Тоже загодя, ничего не поделаешь, такая повадка, чуть ли не на Благовещение заказал Корнетов "окорок", ну, не какой-нибудь взаправдашный, это так только для слова: окорок, а просто ветчина, чтобы, как полагается, была на Пасху ветчина со шкуркой, и из этой шкурки потом суп варить, – в России варили гороховый, а в Париже картофельный, протерев. И в Великую субботу нам его принесли: я, как взглянул, и глазами не поверил.

– Посмотрите, – говорю, – Александр Александрович, какой притащили!

Действительно, окорок – на всю неделю, да и приходящих можно угостить, все равно, не убережешь: испортится. А уж какой суп наварим, – вон и косточка. А дух, ровно в колбасной. Наш художественный критик К. С. Перлов читал у Корнетова на Святках свой ответ на новогоднюю анкету в шанхайской газете: "ваше заветное желание" – что не надо ему ни золотых, ни серебряных гор, а пусть его приятель Козлок откроет колбасную, а он заходил бы к нему копченым воздухом подышать; все смеялись, а я ничего смешного не нахожу: потому что дух колбасный все превосходит. И рассуждаем: что это значит – окорок необозримый! – либо сверхъестественное, загодя назнаменованное "львиным рыком", либо демпинг: за такую цену никак невозможно!

Отнес я окорок на кухню. Занялись яйцами. Корнетов, осторожно вынимая из краски яйцо, бережно кладет его на особую бумагу, чтобы было где, не стесняясь, расплываться краске и выходили б на бумаге всякие рожи, не поддающиеся никакому воображению человеческих рук, если даже водить карандашом по бумаге с закрытыми глазами. Он себе яйца красит, а я только вид делаю: у меня в голове окорок.
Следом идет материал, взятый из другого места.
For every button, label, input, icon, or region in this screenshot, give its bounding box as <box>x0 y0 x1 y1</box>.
Нашел я, наконец, предлог, будто тряпку забыл, да на кухню, да тихонько ножом отхватил, так кусочек, и без хлеба, хлеб-то там, где Корнетов, неловко, да не надо и хлеба, хотел и еще, только-только подровнять, и только что наметился, хвать – звонок.

Шофер:

– Ошибка, – говорит, – с окороком, ваш этот! – и подает.

Я очень испугался: думаю, товар испортил, что делать?

– Сейчас, – говорю, – un moment! – да кое-как сало примял, шкурку натянул и загиб такой сделал, как бывает от копченья.

Шофер его в обе руки, наш-то он в одной принес, прощайте!

Корнетов спрашивает: в чем дело?

– Ничего, – говорю, – с окороком ошибка: чужой принесли, а теперь обменяли.

Я думал, это его очень огорчит, но вижу, никакого впечатления; понимаю: не окорок, он и за яйца (куриные) только держится, а в голове у него кулич.

Булонь не Париж, думали отдать в ближайшую булочную, а не берут: нет места; а в другую – далеко, с тестом в трамвае не разъездишься. Наша консьержка Madame Bellegueule предложила у себя: у нее "фур" – углями топит, ей и отдали. По расчетам Корнетова кулич с час уж как готов, а консьержка не приходила. Да и пора в церковь: надо загодя – под Пасху все идут и теснота невозможная. Я собрался было наведаться, а Madame Bellegueule тут как тут – несет, и по лицу ее видно в меру его зеркальности, что дело неладно.

– Два часа в духовке, боюсь, сгорит.

А и гореть-то нечему, одна черная корка, едва лучинка проткнулась, а на лучинке тесто – внутри, стало быть, сырье.